Another way to mitigate the issue is to use a VPN so that you encrypt your traffic (in transit) and spoof your location. Also, some VPN providers include an ad and tracker blocker in their subscriptions, so you might be able to hit two birds with one stone. Keep in mind that if you supply any information about your true self to the website you’re on, VPN or not, you’ll be identifying yourself.

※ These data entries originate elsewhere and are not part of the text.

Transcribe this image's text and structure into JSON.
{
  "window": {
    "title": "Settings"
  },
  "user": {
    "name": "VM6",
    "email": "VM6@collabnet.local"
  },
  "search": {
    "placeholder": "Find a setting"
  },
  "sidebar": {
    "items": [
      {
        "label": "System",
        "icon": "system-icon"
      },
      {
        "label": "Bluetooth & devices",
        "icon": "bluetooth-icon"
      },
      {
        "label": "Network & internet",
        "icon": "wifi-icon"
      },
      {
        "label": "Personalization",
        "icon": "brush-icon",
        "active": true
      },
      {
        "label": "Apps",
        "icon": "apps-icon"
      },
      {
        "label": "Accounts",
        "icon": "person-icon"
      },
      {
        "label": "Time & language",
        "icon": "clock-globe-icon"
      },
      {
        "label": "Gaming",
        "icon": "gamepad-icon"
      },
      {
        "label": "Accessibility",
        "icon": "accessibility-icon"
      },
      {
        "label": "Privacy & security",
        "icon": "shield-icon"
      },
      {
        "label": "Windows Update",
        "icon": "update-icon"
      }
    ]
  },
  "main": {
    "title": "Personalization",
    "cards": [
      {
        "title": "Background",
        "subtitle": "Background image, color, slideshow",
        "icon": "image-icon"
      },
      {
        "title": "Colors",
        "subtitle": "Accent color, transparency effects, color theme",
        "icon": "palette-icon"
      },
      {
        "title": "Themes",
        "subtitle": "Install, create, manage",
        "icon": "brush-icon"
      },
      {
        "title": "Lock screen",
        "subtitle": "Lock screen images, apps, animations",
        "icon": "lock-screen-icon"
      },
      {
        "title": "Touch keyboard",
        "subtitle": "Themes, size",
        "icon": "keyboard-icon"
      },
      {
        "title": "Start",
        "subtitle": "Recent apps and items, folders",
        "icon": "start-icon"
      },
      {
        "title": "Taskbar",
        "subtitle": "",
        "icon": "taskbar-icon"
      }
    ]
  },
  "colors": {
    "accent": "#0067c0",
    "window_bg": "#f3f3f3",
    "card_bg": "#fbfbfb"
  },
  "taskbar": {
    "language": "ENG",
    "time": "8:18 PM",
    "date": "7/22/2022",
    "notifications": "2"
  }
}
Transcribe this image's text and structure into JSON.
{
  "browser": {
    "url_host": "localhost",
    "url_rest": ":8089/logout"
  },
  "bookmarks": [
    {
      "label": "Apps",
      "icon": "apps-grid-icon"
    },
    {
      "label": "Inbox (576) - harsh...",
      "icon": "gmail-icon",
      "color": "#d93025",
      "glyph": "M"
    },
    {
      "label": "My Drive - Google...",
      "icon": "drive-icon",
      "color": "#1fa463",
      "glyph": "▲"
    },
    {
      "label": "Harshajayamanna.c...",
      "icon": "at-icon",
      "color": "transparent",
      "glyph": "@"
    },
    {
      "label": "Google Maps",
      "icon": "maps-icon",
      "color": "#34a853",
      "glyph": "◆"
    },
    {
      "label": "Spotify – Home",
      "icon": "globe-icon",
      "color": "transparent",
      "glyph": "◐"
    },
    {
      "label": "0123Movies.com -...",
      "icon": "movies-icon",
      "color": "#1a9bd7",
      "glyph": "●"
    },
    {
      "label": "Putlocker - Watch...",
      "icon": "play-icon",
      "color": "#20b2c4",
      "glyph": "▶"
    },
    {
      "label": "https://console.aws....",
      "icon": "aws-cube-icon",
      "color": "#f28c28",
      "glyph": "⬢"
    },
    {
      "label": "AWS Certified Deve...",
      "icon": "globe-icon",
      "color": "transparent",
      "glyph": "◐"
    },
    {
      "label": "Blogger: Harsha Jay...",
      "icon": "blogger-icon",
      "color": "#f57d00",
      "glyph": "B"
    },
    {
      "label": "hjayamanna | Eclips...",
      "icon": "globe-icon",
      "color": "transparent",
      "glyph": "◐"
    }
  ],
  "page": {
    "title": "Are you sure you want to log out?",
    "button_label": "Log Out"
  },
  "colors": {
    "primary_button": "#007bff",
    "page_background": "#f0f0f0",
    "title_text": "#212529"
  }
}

Use your browser’s “incognito” mode

Along with using a VPN, you should set your browser to “incognito” mode or “private browsing” – the name of the feature differs from browser to browser – but the functionality is the same. When you enable private browsing, your web browser will delete your history and your cookies as soon as you close your browser. That makes it much harder for third parties to track your activities across the web.

Use Tor

Tor, which stands for The Onion Router, is a free, open-source, volunteer-run network of over 7,000 relay nodes. When you use Tor, your traffic is encrypted and bounced over three to five nodes, making it much more difficult to identify a particular user. If you’re simply looking to gather information on the different services a nonprofit provides, using Tor can enable you to do so anonymously. As with VPNs, if you supply identifying information to the website you’re visiting over Tor, you will de-anonymize yourself.

Wrap up

So it looks like the “good guys” are playing the same game as the “bad guys.” It’s a shame and highlights a few things about how the Internet has evolved in catering to marketers and business interests. Today, those databases are not just being used by marketers and click peddlers but by governments, banks, insurance companies, health care providers, political organizations, hackers, etc. It’s a mess and, unfortunately, nonprofits are part of that mess.

Until we get strong legislation regulating all this data collection, we’re stuck with this Far-West data collection philosophy, in which pretty much anything goes. So long as visiting a website is taken as consent to its collection practices (whatever they may be), there isn’t much we can do beyond what’s listed above except not visiting the website in the first place. But for those in need, that’s not going to be a viable option.

Hopefully, governments will eventually step in and fix this problem. Until then, follow the above advice and try to keep as much of your data to yourself.